Netanyahu’s government is beholden to right-wing elements that have made a hostage deal difficult to strike and post-invasion Gaza planning almost non-existent. These same right-wing elements want retaliation: If Iran sends 300 drones and missiles to Israel, Israel should send 300 back. (Unlike the Iranian ones, many of the Israeli ones will reach their targets.) Now could be the moment for Netanyhu to tell his right flank to stand down. The reasons Israel is not on a war footing this morning—children are merely in Zoom lessons today, and there have been no further call-ups of reserve troops—are technological (an incredible air-defense system) and diplomatic (a partnership extending from the Levant to the Persian Gulf), not ideological.
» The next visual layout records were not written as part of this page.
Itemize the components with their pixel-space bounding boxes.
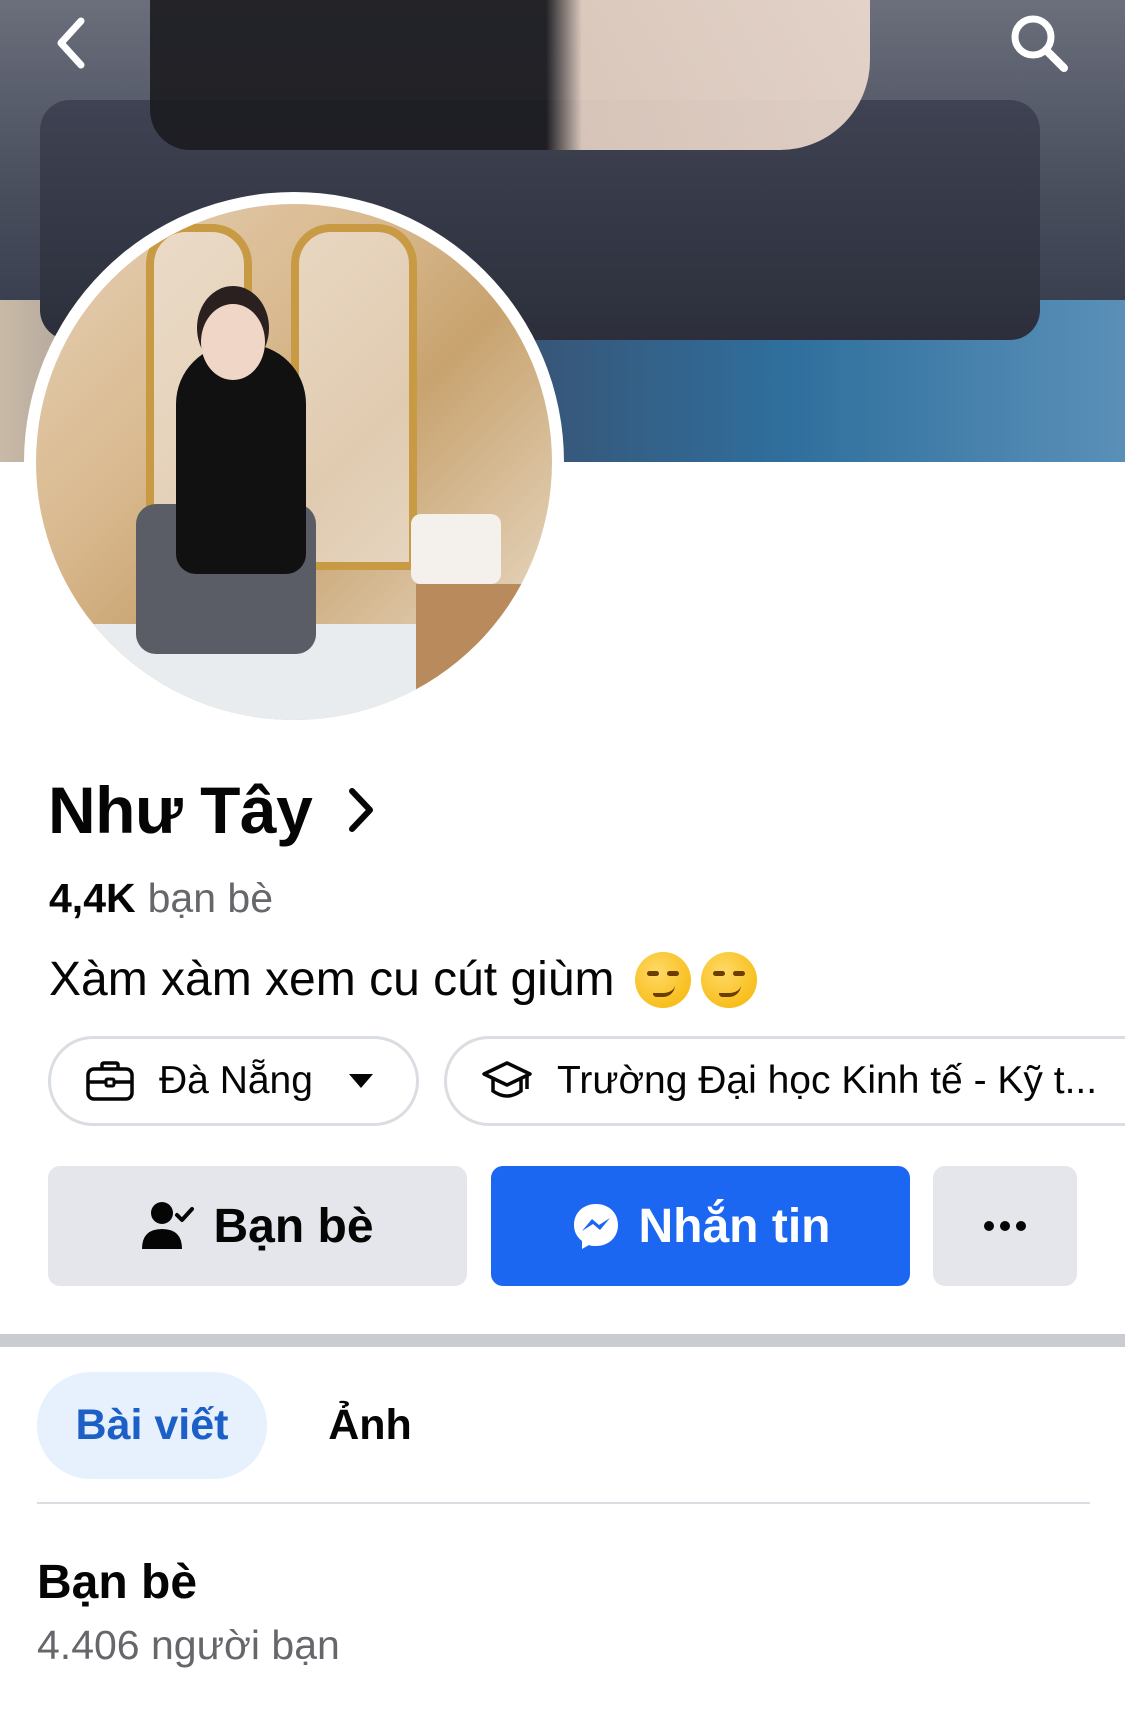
graduation-cap-icon <box>481 1059 533 1103</box>
profile-name-row[interactable]: Như Tây <box>48 770 376 850</box>
chevron-right-icon <box>346 785 376 835</box>
search-icon <box>1011 15 1068 72</box>
avatar-head <box>201 304 265 380</box>
school-chip[interactable]: Trường Đại học Kinh tế - Kỹ t... <box>444 1036 1125 1126</box>
smirk-emoji-icon <box>634 952 691 1008</box>
back-button[interactable] <box>36 8 106 78</box>
profile-name: Như Tây <box>48 773 313 847</box>
chevron-left-icon <box>57 17 85 69</box>
location-chip[interactable]: Đà Nẵng <box>48 1036 419 1126</box>
smirk-emoji-icon <box>700 952 757 1008</box>
friends-section-subtitle: 4.406 người bạn <box>37 1622 340 1668</box>
profile-bio: Xàm xàm xem cu cút giùm <box>49 950 757 1010</box>
avatar-photo <box>36 204 552 720</box>
friends-button[interactable]: Bạn bè <box>48 1166 467 1286</box>
school-label: Trường Đại học Kinh tế - Kỹ t... <box>557 1059 1098 1102</box>
location-label: Đà Nẵng <box>159 1059 313 1102</box>
tab-photos[interactable]: Ảnh <box>300 1372 440 1479</box>
message-button-label: Nhắn tin <box>638 1199 831 1253</box>
more-icon <box>984 1221 1026 1231</box>
message-button[interactable]: Nhắn tin <box>491 1166 910 1286</box>
friends-count: 4,4K <box>49 875 136 921</box>
section-divider <box>0 1334 1125 1347</box>
friends-section-title: Bạn bè <box>37 1556 198 1609</box>
search-button[interactable] <box>1004 8 1074 78</box>
friends-count-label: bạn bè <box>147 875 274 921</box>
tabs-divider <box>37 1502 1090 1504</box>
friends-button-label: Bạn bè <box>213 1199 374 1253</box>
tab-posts[interactable]: Bài viết <box>37 1372 267 1479</box>
briefcase-icon <box>85 1060 135 1102</box>
bio-text: Xàm xàm xem cu cút giùm <box>49 953 615 1006</box>
profile-avatar[interactable] <box>24 192 564 732</box>
messenger-icon <box>571 1201 621 1251</box>
user-check-icon <box>141 1201 195 1251</box>
avatar-table <box>416 584 552 720</box>
cover-figure <box>150 0 870 150</box>
caret-down-icon <box>347 1072 375 1090</box>
friends-count-line[interactable]: 4,4K bạn bè <box>49 870 273 926</box>
more-button[interactable] <box>933 1166 1077 1286</box>
avatar-bag <box>411 514 501 584</box>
Many Israelis would welcome a shift back to a national-security-focused right, and away from a fundamentalist religious one. Not long ago, Netanyahu had a sort of proprietary hold on that position in Israeli politics. Now the religious right has a hold on him.

Netanyahu is a master of self-preservation, and he knows he likely will not be the one to lead such a shift. His instinct to stay in power would, in that case, come into conflict with his instinct to preserve and improve Israel’s geostrategic position. Unfortunately, in the contest between those two instincts, the outcome is unlikely to be anything close to a tie.